Данила искривил красивые губы, а Лёшка заёрзала смущённо, незнакомый же парень произнёс:
– А вообще, демагогия это все. Предлагаю свернуть диспут без голосования как не имеющий смысла. Ничего из того, что здесь сегодня говорилось, всё равно никто из нас не станет использовать в итоговой работе. А если использует, то пальцы в разных местах покажутся цветочками по сравнению с ягодками, которыми нас накормят в СБ, если узнают об этих разговорах. Меня, кстати, Стасом звать.

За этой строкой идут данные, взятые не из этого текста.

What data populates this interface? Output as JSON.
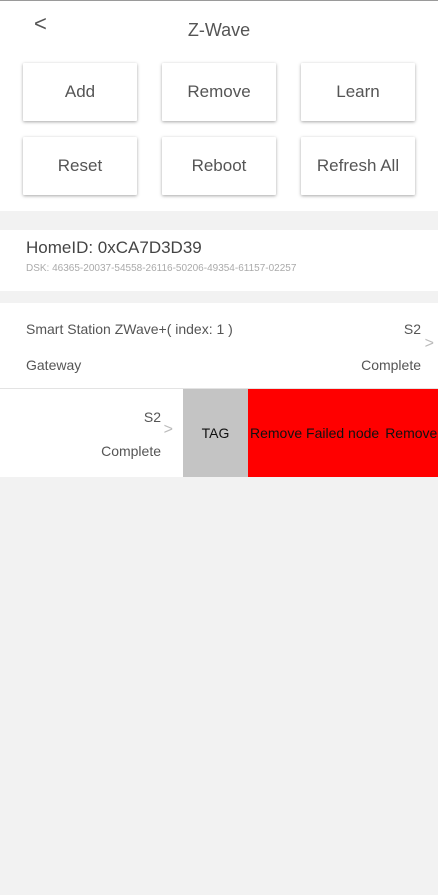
{
  "header": {
    "back_glyph": "<",
    "title": "Z-Wave"
  },
  "actions": {
    "row1": [
      "Add",
      "Remove",
      "Learn"
    ],
    "row2": [
      "Reset",
      "Reboot",
      "Refresh All"
    ]
  },
  "home": {
    "home_id": "HomeID: 0xCA7D3D39",
    "dsk": "DSK: 46365-20037-54558-26116-50206-49354-61157-02257"
  },
  "device": {
    "name": "Smart Station ZWave+( index: 1 )",
    "type": "Gateway",
    "security": "S2",
    "status": "Complete",
    "chevron": ">"
  },
  "swiped_device": {
    "security": "S2",
    "status": "Complete",
    "chevron": ">",
    "actions": {
      "tag": "TAG",
      "remove_failed": "Remove Failed node",
      "remove": "Remove"
    }
  },
  "colors": {
    "accent_red": "#ff0000",
    "tag_gray": "#c4c4c4",
    "background": "#f2f2f2"
  }
}
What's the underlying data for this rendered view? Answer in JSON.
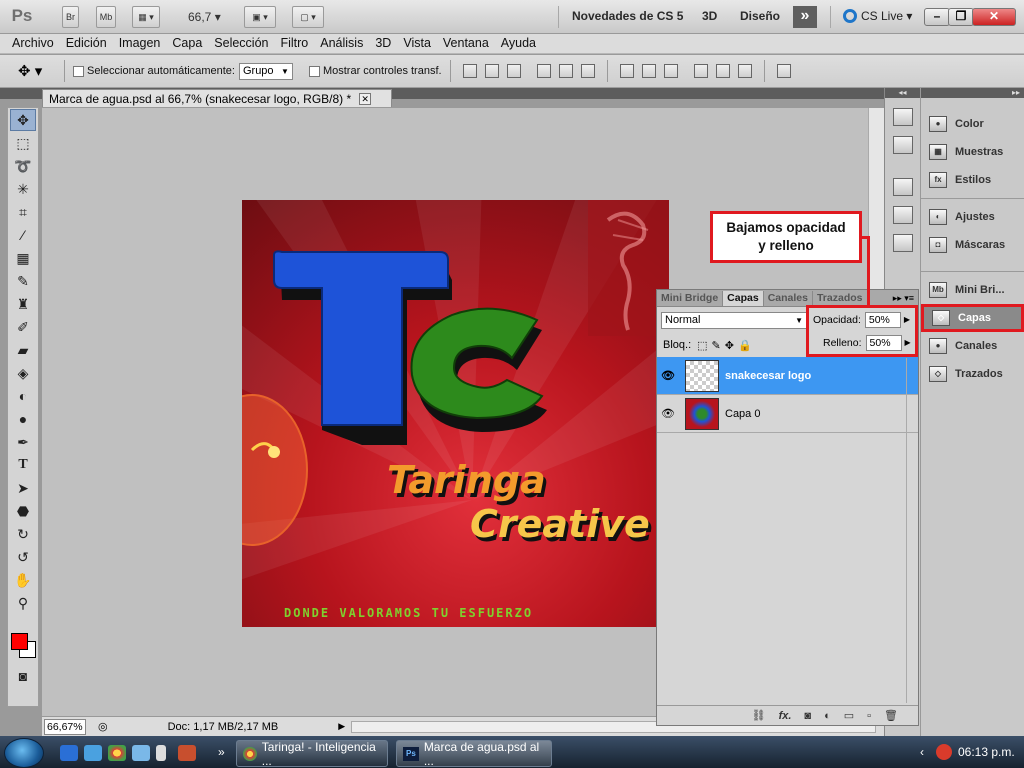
{
  "appbar": {
    "logo": "Ps",
    "bridge_btn": "Br",
    "minibridge_btn": "Mb",
    "zoom_value": "66,7",
    "workspaces": [
      "Novedades de CS 5",
      "3D",
      "Diseño"
    ],
    "more_glyph": "»",
    "cs_live": "CS Live",
    "window_buttons": {
      "minimize": "–",
      "restore": "❐",
      "close": "✕"
    }
  },
  "menubar": [
    "Archivo",
    "Edición",
    "Imagen",
    "Capa",
    "Selección",
    "Filtro",
    "Análisis",
    "3D",
    "Vista",
    "Ventana",
    "Ayuda"
  ],
  "options_bar": {
    "auto_select_label": "Seleccionar automáticamente:",
    "auto_select_value": "Grupo",
    "show_transform_label": "Mostrar controles transf."
  },
  "document_tab": {
    "title": "Marca de agua.psd al 66,7% (snakecesar logo, RGB/8) *",
    "close": "✕"
  },
  "artwork": {
    "big_letters_1": "T",
    "big_letters_2": "C",
    "line1": "Taringa",
    "line2": "Creative",
    "slogan": "DONDE VALORAMOS TU ESFUERZO",
    "colors": {
      "blue": "#1e53d8",
      "green": "#2d8a1c",
      "red_bg": "#b7141d",
      "orange": "#f29a2e"
    }
  },
  "status": {
    "zoom": "66,67%",
    "doc": "Doc: 1,17 MB/2,17 MB"
  },
  "dock": {
    "items_group1": [
      {
        "label": "Color",
        "icon": "color-icon"
      },
      {
        "label": "Muestras",
        "icon": "swatches-icon"
      },
      {
        "label": "Estilos",
        "icon": "styles-icon"
      }
    ],
    "items_group2": [
      {
        "label": "Ajustes",
        "icon": "adjustments-icon"
      },
      {
        "label": "Máscaras",
        "icon": "masks-icon"
      }
    ],
    "items_group3": [
      {
        "label": "Mini Bri...",
        "icon": "minibridge-icon"
      },
      {
        "label": "Capas",
        "icon": "layers-icon"
      },
      {
        "label": "Canales",
        "icon": "channels-icon"
      },
      {
        "label": "Trazados",
        "icon": "paths-icon"
      }
    ]
  },
  "layers_panel": {
    "tabs": [
      "Mini Bridge",
      "Capas",
      "Canales",
      "Trazados"
    ],
    "blend_mode": "Normal",
    "opacity_label": "Opacidad:",
    "opacity_value": "50%",
    "lock_label": "Bloq.:",
    "fill_label": "Relleno:",
    "fill_value": "50%",
    "layers": [
      {
        "name": "snakecesar logo",
        "selected": true
      },
      {
        "name": "Capa 0",
        "selected": false
      }
    ],
    "footer_icons": [
      "link-icon",
      "fx-icon",
      "mask-icon",
      "adjustment-icon",
      "group-icon",
      "new-layer-icon",
      "trash-icon"
    ]
  },
  "annotation": {
    "text_line1": "Bajamos opacidad",
    "text_line2": "y relleno",
    "color": "#e0191f"
  },
  "taskbar": {
    "task1": "Taringa! - Inteligencia ...",
    "task2": "Marca de agua.psd al ...",
    "clock": "06:13 p.m.",
    "chevron": "»"
  }
}
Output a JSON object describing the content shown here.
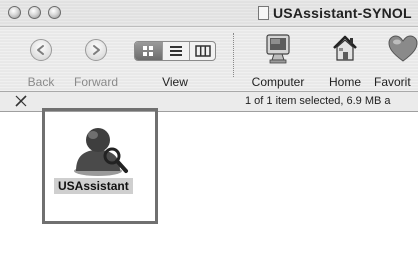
{
  "window": {
    "title": "USAssistant-SYNOL",
    "traffic_lights": [
      "close",
      "minimize",
      "zoom"
    ]
  },
  "toolbar": {
    "back_label": "Back",
    "forward_label": "Forward",
    "view_label": "View",
    "view_modes": [
      "icon",
      "list",
      "column"
    ],
    "view_selected": "icon",
    "computer_label": "Computer",
    "home_label": "Home",
    "favorites_label": "Favorit"
  },
  "status": {
    "text": "1 of 1 item selected, 6.9 MB a"
  },
  "items": [
    {
      "label": "USAssistant",
      "icon": "installer-person-icon",
      "selected": true
    }
  ]
}
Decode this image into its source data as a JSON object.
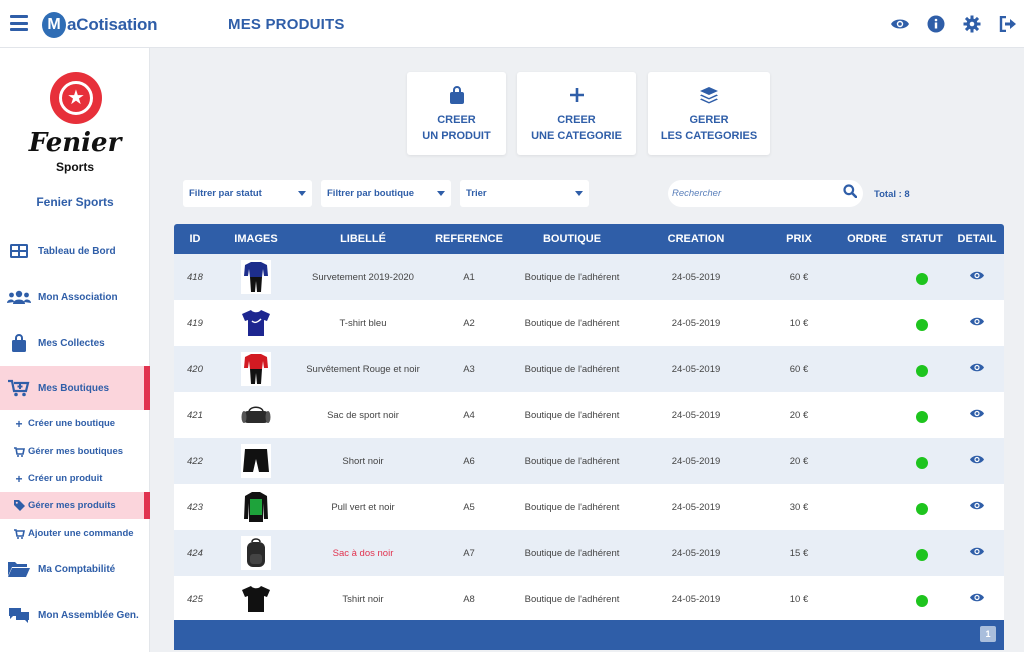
{
  "header": {
    "menu_icon": "hamburger-icon",
    "logo_mark": "M",
    "logo_text": "aCotisation",
    "page_title": "MES PRODUITS",
    "icons": [
      "eye-icon",
      "info-icon",
      "gear-icon",
      "logout-icon"
    ]
  },
  "sidebar": {
    "brand_logo_word": "Fenier",
    "brand_logo_sub": "Sports",
    "brand_name": "Fenier Sports",
    "items": [
      {
        "label": "Tableau de Bord",
        "icon": "dashboard-icon"
      },
      {
        "label": "Mon Association",
        "icon": "users-icon"
      },
      {
        "label": "Mes Collectes",
        "icon": "bag-icon"
      },
      {
        "label": "Mes Boutiques",
        "icon": "cart-plus-icon"
      },
      {
        "label": "Ma Comptabilité",
        "icon": "folder-icon"
      },
      {
        "label": "Mon Assemblée Gen.",
        "icon": "chat-icon"
      }
    ],
    "subitems": [
      {
        "label": "Créer une boutique",
        "icon": "plus-icon"
      },
      {
        "label": "Gérer mes boutiques",
        "icon": "cart-icon"
      },
      {
        "label": "Créer un produit",
        "icon": "plus-icon"
      },
      {
        "label": "Gérer mes produits",
        "icon": "tag-icon"
      },
      {
        "label": "Ajouter une commande",
        "icon": "cart-icon"
      }
    ]
  },
  "actions": {
    "create_product": {
      "line1": "CREER",
      "line2": "UN PRODUIT",
      "icon": "shopping-bag-icon"
    },
    "create_category": {
      "line1": "CREER",
      "line2": "UNE CATEGORIE",
      "icon": "plus-icon"
    },
    "manage_categories": {
      "line1": "GERER",
      "line2": "LES CATEGORIES",
      "icon": "layers-icon"
    }
  },
  "filters": {
    "status": "Filtrer par statut",
    "shop": "Filtrer par boutique",
    "sort": "Trier",
    "search_placeholder": "Rechercher",
    "total": "Total : 8"
  },
  "table": {
    "columns": [
      "ID",
      "IMAGES",
      "LIBELLÉ",
      "REFERENCE",
      "BOUTIQUE",
      "CREATION",
      "PRIX",
      "ORDRE",
      "STATUT",
      "DETAIL"
    ],
    "rows": [
      {
        "id": "418",
        "image": "tracksuit-blue",
        "label": "Survetement 2019-2020",
        "ref": "A1",
        "shop": "Boutique de l'adhérent",
        "created": "24-05-2019",
        "price": "60 €",
        "order": "",
        "status": "active"
      },
      {
        "id": "419",
        "image": "tshirt-blue",
        "label": "T-shirt bleu",
        "ref": "A2",
        "shop": "Boutique de l'adhérent",
        "created": "24-05-2019",
        "price": "10 €",
        "order": "",
        "status": "active"
      },
      {
        "id": "420",
        "image": "tracksuit-red",
        "label": "Survêtement Rouge et noir",
        "ref": "A3",
        "shop": "Boutique de l'adhérent",
        "created": "24-05-2019",
        "price": "60 €",
        "order": "",
        "status": "active"
      },
      {
        "id": "421",
        "image": "sport-bag",
        "label": "Sac de sport noir",
        "ref": "A4",
        "shop": "Boutique de l'adhérent",
        "created": "24-05-2019",
        "price": "20 €",
        "order": "",
        "status": "active"
      },
      {
        "id": "422",
        "image": "short-black",
        "label": "Short noir",
        "ref": "A6",
        "shop": "Boutique de l'adhérent",
        "created": "24-05-2019",
        "price": "20 €",
        "order": "",
        "status": "active"
      },
      {
        "id": "423",
        "image": "pullover-green",
        "label": "Pull vert et noir",
        "ref": "A5",
        "shop": "Boutique de l'adhérent",
        "created": "24-05-2019",
        "price": "30 €",
        "order": "",
        "status": "active"
      },
      {
        "id": "424",
        "image": "backpack-black",
        "label": "Sac à dos noir",
        "ref": "A7",
        "shop": "Boutique de l'adhérent",
        "created": "24-05-2019",
        "price": "15 €",
        "order": "",
        "status": "active"
      },
      {
        "id": "425",
        "image": "tshirt-black",
        "label": "Tshirt noir",
        "ref": "A8",
        "shop": "Boutique de l'adhérent",
        "created": "24-05-2019",
        "price": "10 €",
        "order": "",
        "status": "active"
      }
    ]
  },
  "pagination": {
    "current": "1"
  },
  "colors": {
    "primary": "#2f5ea8",
    "accent": "#e1334f",
    "active_bg": "#fbd5dc",
    "status_green": "#1ec41e",
    "row_alt": "#e8eef6"
  }
}
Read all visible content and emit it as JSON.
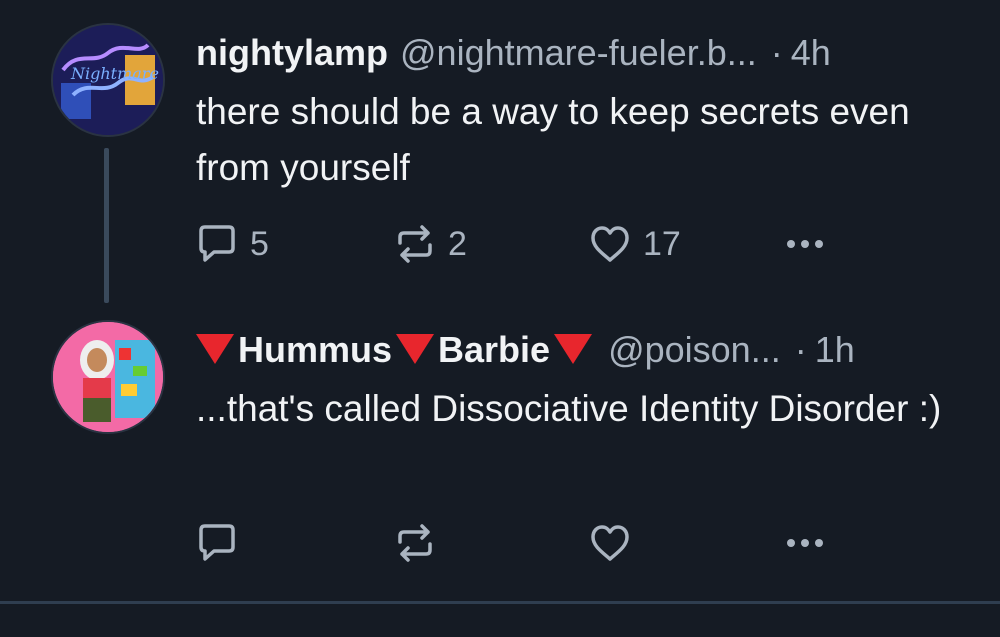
{
  "posts": [
    {
      "display_name": "nightylamp",
      "handle": "@nightmare-fueler.b...",
      "separator": "·",
      "time": "4h",
      "text": "there should be a way to keep secrets even from yourself",
      "reply_count": "5",
      "repost_count": "2",
      "like_count": "17",
      "avatar_text": "Nightmare fueler"
    },
    {
      "display_name_parts": [
        "Hummus",
        "Barbie"
      ],
      "handle": "@poison...",
      "separator": "·",
      "time": "1h",
      "text": "...that's called Dissociative Identity Disorder :)",
      "reply_count": "",
      "repost_count": "",
      "like_count": ""
    }
  ],
  "colors": {
    "background": "#151b24",
    "muted": "#aab4c0",
    "triangle": "#e8262d"
  },
  "icons": [
    "reply-icon",
    "repost-icon",
    "like-icon",
    "more-icon"
  ]
}
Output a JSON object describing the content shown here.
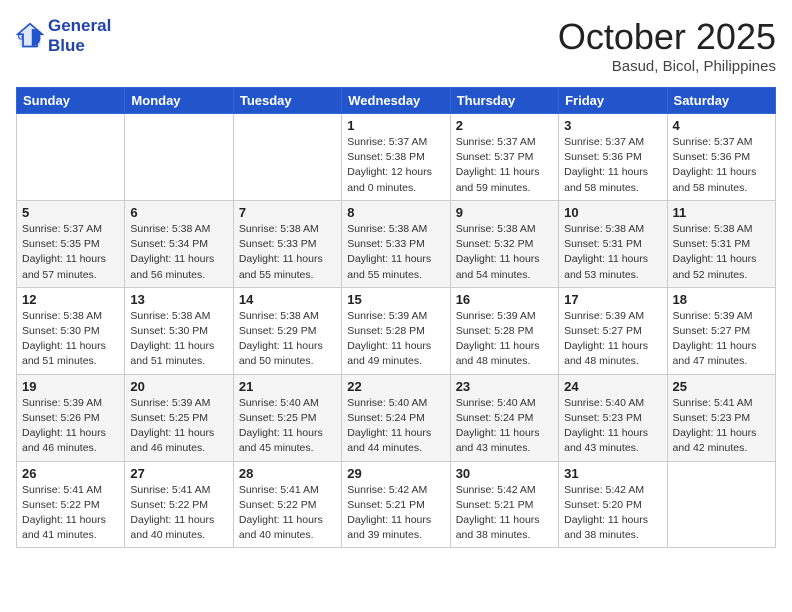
{
  "header": {
    "logo_line1": "General",
    "logo_line2": "Blue",
    "month": "October 2025",
    "location": "Basud, Bicol, Philippines"
  },
  "weekdays": [
    "Sunday",
    "Monday",
    "Tuesday",
    "Wednesday",
    "Thursday",
    "Friday",
    "Saturday"
  ],
  "weeks": [
    [
      {
        "day": "",
        "info": ""
      },
      {
        "day": "",
        "info": ""
      },
      {
        "day": "",
        "info": ""
      },
      {
        "day": "1",
        "info": "Sunrise: 5:37 AM\nSunset: 5:38 PM\nDaylight: 12 hours\nand 0 minutes."
      },
      {
        "day": "2",
        "info": "Sunrise: 5:37 AM\nSunset: 5:37 PM\nDaylight: 11 hours\nand 59 minutes."
      },
      {
        "day": "3",
        "info": "Sunrise: 5:37 AM\nSunset: 5:36 PM\nDaylight: 11 hours\nand 58 minutes."
      },
      {
        "day": "4",
        "info": "Sunrise: 5:37 AM\nSunset: 5:36 PM\nDaylight: 11 hours\nand 58 minutes."
      }
    ],
    [
      {
        "day": "5",
        "info": "Sunrise: 5:37 AM\nSunset: 5:35 PM\nDaylight: 11 hours\nand 57 minutes."
      },
      {
        "day": "6",
        "info": "Sunrise: 5:38 AM\nSunset: 5:34 PM\nDaylight: 11 hours\nand 56 minutes."
      },
      {
        "day": "7",
        "info": "Sunrise: 5:38 AM\nSunset: 5:33 PM\nDaylight: 11 hours\nand 55 minutes."
      },
      {
        "day": "8",
        "info": "Sunrise: 5:38 AM\nSunset: 5:33 PM\nDaylight: 11 hours\nand 55 minutes."
      },
      {
        "day": "9",
        "info": "Sunrise: 5:38 AM\nSunset: 5:32 PM\nDaylight: 11 hours\nand 54 minutes."
      },
      {
        "day": "10",
        "info": "Sunrise: 5:38 AM\nSunset: 5:31 PM\nDaylight: 11 hours\nand 53 minutes."
      },
      {
        "day": "11",
        "info": "Sunrise: 5:38 AM\nSunset: 5:31 PM\nDaylight: 11 hours\nand 52 minutes."
      }
    ],
    [
      {
        "day": "12",
        "info": "Sunrise: 5:38 AM\nSunset: 5:30 PM\nDaylight: 11 hours\nand 51 minutes."
      },
      {
        "day": "13",
        "info": "Sunrise: 5:38 AM\nSunset: 5:30 PM\nDaylight: 11 hours\nand 51 minutes."
      },
      {
        "day": "14",
        "info": "Sunrise: 5:38 AM\nSunset: 5:29 PM\nDaylight: 11 hours\nand 50 minutes."
      },
      {
        "day": "15",
        "info": "Sunrise: 5:39 AM\nSunset: 5:28 PM\nDaylight: 11 hours\nand 49 minutes."
      },
      {
        "day": "16",
        "info": "Sunrise: 5:39 AM\nSunset: 5:28 PM\nDaylight: 11 hours\nand 48 minutes."
      },
      {
        "day": "17",
        "info": "Sunrise: 5:39 AM\nSunset: 5:27 PM\nDaylight: 11 hours\nand 48 minutes."
      },
      {
        "day": "18",
        "info": "Sunrise: 5:39 AM\nSunset: 5:27 PM\nDaylight: 11 hours\nand 47 minutes."
      }
    ],
    [
      {
        "day": "19",
        "info": "Sunrise: 5:39 AM\nSunset: 5:26 PM\nDaylight: 11 hours\nand 46 minutes."
      },
      {
        "day": "20",
        "info": "Sunrise: 5:39 AM\nSunset: 5:25 PM\nDaylight: 11 hours\nand 46 minutes."
      },
      {
        "day": "21",
        "info": "Sunrise: 5:40 AM\nSunset: 5:25 PM\nDaylight: 11 hours\nand 45 minutes."
      },
      {
        "day": "22",
        "info": "Sunrise: 5:40 AM\nSunset: 5:24 PM\nDaylight: 11 hours\nand 44 minutes."
      },
      {
        "day": "23",
        "info": "Sunrise: 5:40 AM\nSunset: 5:24 PM\nDaylight: 11 hours\nand 43 minutes."
      },
      {
        "day": "24",
        "info": "Sunrise: 5:40 AM\nSunset: 5:23 PM\nDaylight: 11 hours\nand 43 minutes."
      },
      {
        "day": "25",
        "info": "Sunrise: 5:41 AM\nSunset: 5:23 PM\nDaylight: 11 hours\nand 42 minutes."
      }
    ],
    [
      {
        "day": "26",
        "info": "Sunrise: 5:41 AM\nSunset: 5:22 PM\nDaylight: 11 hours\nand 41 minutes."
      },
      {
        "day": "27",
        "info": "Sunrise: 5:41 AM\nSunset: 5:22 PM\nDaylight: 11 hours\nand 40 minutes."
      },
      {
        "day": "28",
        "info": "Sunrise: 5:41 AM\nSunset: 5:22 PM\nDaylight: 11 hours\nand 40 minutes."
      },
      {
        "day": "29",
        "info": "Sunrise: 5:42 AM\nSunset: 5:21 PM\nDaylight: 11 hours\nand 39 minutes."
      },
      {
        "day": "30",
        "info": "Sunrise: 5:42 AM\nSunset: 5:21 PM\nDaylight: 11 hours\nand 38 minutes."
      },
      {
        "day": "31",
        "info": "Sunrise: 5:42 AM\nSunset: 5:20 PM\nDaylight: 11 hours\nand 38 minutes."
      },
      {
        "day": "",
        "info": ""
      }
    ]
  ]
}
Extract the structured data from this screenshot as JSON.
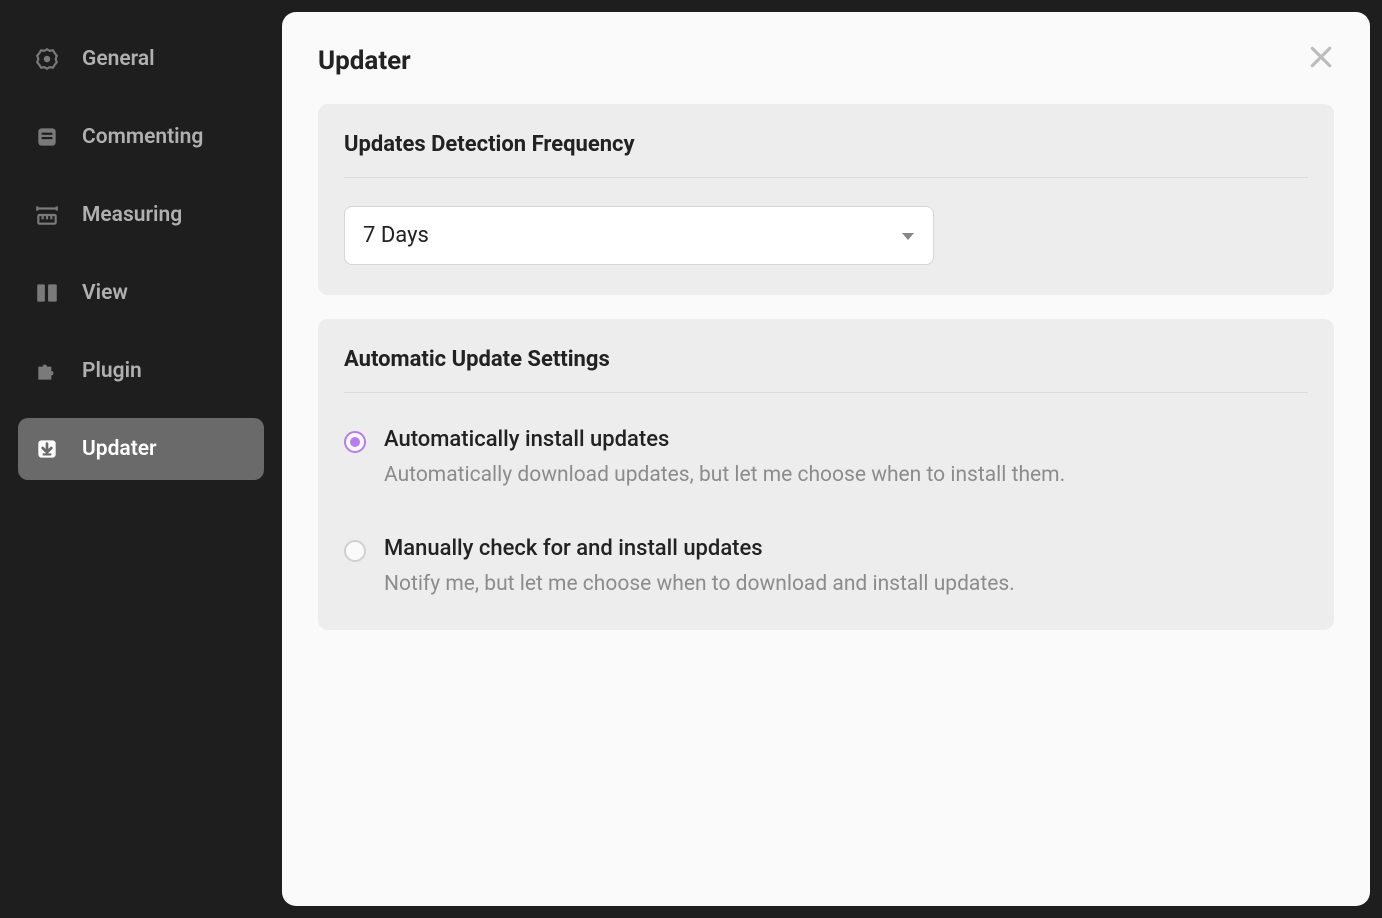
{
  "sidebar": {
    "items": [
      {
        "label": "General"
      },
      {
        "label": "Commenting"
      },
      {
        "label": "Measuring"
      },
      {
        "label": "View"
      },
      {
        "label": "Plugin"
      },
      {
        "label": "Updater"
      }
    ]
  },
  "page": {
    "title": "Updater"
  },
  "sections": {
    "frequency": {
      "title": "Updates Detection Frequency",
      "selected": "7 Days"
    },
    "autoUpdate": {
      "title": "Automatic Update Settings",
      "options": [
        {
          "label": "Automatically install updates",
          "desc": "Automatically download updates, but let me choose when to install them."
        },
        {
          "label": "Manually check for and install updates",
          "desc": "Notify me, but let me choose when to download and install updates."
        }
      ]
    }
  }
}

Это было явным преувеличением, потому что по тому же правилу «дети – отдельно, старики – отдельно» и законы тоже были, как бы, отдельно. И в Детском корпусе народ жил по одним правилам, а в Дипломатическом совсем по другим, но в написании работы нам этот диспут, действительно, не помог бы. Поэтому мы рассыпались по читальному залу и до конца отведённого на учебу времени переговаривались только по делу, отбросив споры на внеурочное время.
Впрочем, и во внеурочное время поспорить нам не удалось, потому что на центральной площади, которую старожилы называли Облезлой, кто-то поднял флаг – жёлтый, с чёрной каёмочкой и маленьким воробьём в центре.
– И что бы это значило? – вслух поинтересовалась я.
– А, – Берёза небрежно махнула рукой, – новый указ Цезаря зачитывать будут… Или ещё что… Короче, тоска и политика… Пойдём лучше в Продмаг, сегодня должен быть завоз.
– Вы идите, я догоню.
Согласиться с тем, что новости из столицы – это тоска и политика, я не могла. В конце концов, я не в том положении, чтобы отказываться от информации. Я проследила за тем, как моя новая знакомая в сопровождении Стаса и Лёшки скрылась из виду, и перевела взгляд на флагшток, возле которого как раз едва заметно задрожал воздух, намекая на то, что с минуты на минуту начнётся прямая трансляция из Кирса.